Ray Smith in Arizona’s pregame video (YouTube screenshot)

Smith has been part of the team’s journey this season, and his presence was especially felt at home games. Coach Sean Miller came up with the idea of using Smith in the team’s popular pregame video at McKale Center, giving him the coveted closing line, “This is … Arizona.”

“We wanted to do it, because I think it is a reminder to our team, a reminder to our fans, to everybody, that Ray is a really big part of our program, still,” Miller said recently.

“For him to have that, it’s one of the ways we’re able to keep him engaged with what we do — not for his benefit, but engaged meaning that everyone continues to have awareness of him and what he went through and that’s he’s a part of our basketball program.”
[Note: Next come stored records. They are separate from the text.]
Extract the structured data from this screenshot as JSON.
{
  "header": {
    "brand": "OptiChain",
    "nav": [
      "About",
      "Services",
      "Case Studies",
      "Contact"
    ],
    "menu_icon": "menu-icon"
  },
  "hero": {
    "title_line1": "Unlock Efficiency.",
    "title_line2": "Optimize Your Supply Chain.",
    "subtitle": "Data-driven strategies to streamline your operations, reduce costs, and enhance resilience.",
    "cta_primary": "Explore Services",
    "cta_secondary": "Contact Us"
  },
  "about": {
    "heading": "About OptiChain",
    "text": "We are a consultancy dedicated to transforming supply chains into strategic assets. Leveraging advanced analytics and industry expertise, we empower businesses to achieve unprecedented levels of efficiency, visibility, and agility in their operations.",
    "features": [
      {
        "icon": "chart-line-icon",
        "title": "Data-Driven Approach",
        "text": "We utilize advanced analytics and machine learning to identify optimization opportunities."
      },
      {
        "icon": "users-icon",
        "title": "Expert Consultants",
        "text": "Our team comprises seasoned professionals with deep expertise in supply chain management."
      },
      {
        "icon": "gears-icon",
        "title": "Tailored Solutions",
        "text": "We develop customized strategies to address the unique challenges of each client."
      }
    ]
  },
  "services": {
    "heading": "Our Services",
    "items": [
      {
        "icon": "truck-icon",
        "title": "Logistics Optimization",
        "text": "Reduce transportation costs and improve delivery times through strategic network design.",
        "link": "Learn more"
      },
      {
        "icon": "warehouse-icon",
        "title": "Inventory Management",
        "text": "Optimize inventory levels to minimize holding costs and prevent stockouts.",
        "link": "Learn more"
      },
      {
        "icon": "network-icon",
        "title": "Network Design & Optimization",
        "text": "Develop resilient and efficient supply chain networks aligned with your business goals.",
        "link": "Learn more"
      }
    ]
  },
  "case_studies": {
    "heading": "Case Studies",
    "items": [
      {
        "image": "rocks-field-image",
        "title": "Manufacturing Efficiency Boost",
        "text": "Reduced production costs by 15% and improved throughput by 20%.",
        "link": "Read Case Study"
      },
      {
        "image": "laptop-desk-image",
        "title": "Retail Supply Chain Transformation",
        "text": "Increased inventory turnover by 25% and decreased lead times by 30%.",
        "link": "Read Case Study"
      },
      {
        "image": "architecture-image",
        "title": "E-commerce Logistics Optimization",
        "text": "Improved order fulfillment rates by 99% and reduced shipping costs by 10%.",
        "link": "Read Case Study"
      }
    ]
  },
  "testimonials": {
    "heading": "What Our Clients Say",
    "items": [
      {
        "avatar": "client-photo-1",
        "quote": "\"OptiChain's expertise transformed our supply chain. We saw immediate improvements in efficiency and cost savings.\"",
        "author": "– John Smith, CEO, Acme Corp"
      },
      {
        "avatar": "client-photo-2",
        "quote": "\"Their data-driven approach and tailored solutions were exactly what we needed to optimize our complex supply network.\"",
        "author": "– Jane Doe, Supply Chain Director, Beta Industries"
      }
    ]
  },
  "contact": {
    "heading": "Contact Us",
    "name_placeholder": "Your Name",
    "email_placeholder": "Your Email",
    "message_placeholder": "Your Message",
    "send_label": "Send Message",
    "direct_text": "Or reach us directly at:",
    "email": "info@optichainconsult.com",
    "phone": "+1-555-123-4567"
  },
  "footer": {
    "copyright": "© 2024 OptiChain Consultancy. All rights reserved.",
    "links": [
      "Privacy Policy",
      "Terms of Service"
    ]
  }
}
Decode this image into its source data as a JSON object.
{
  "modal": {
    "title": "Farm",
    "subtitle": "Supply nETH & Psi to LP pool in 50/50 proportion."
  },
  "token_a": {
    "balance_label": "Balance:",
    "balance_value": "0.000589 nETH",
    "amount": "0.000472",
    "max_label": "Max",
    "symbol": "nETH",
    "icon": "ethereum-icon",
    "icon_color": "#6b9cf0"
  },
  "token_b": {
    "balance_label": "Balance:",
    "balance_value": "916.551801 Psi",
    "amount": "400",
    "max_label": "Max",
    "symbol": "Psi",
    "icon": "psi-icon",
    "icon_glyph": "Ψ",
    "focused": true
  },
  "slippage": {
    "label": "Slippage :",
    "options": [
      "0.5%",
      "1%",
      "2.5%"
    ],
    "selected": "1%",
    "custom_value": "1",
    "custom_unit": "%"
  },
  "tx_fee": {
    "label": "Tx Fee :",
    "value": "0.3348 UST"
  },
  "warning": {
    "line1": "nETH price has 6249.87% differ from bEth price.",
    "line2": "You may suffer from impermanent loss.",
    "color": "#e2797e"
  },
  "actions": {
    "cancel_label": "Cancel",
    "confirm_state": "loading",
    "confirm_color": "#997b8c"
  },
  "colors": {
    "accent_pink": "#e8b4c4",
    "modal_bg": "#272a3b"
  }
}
Arizona fans got the message.

“The University of Arizona fans are amazing,” Smith said.

“They hit me up on social media every day, just asking me how my day is. They never once allowed anyone to forget me. That’s such a blessing.”

Smith wasn’t with the team for the Pac-12 tournament, although the public address announcer called his name when everyone took turns cutting down the net after the win over Oregon in the championship game.

Who knows? There might still be a net-cutting ceremony in Smith’s future.

“The No. 1 thing it means to me is being here for these guys,” Smith said of being in the NCAA Tournament. “Hopefully, we can have a great dance.”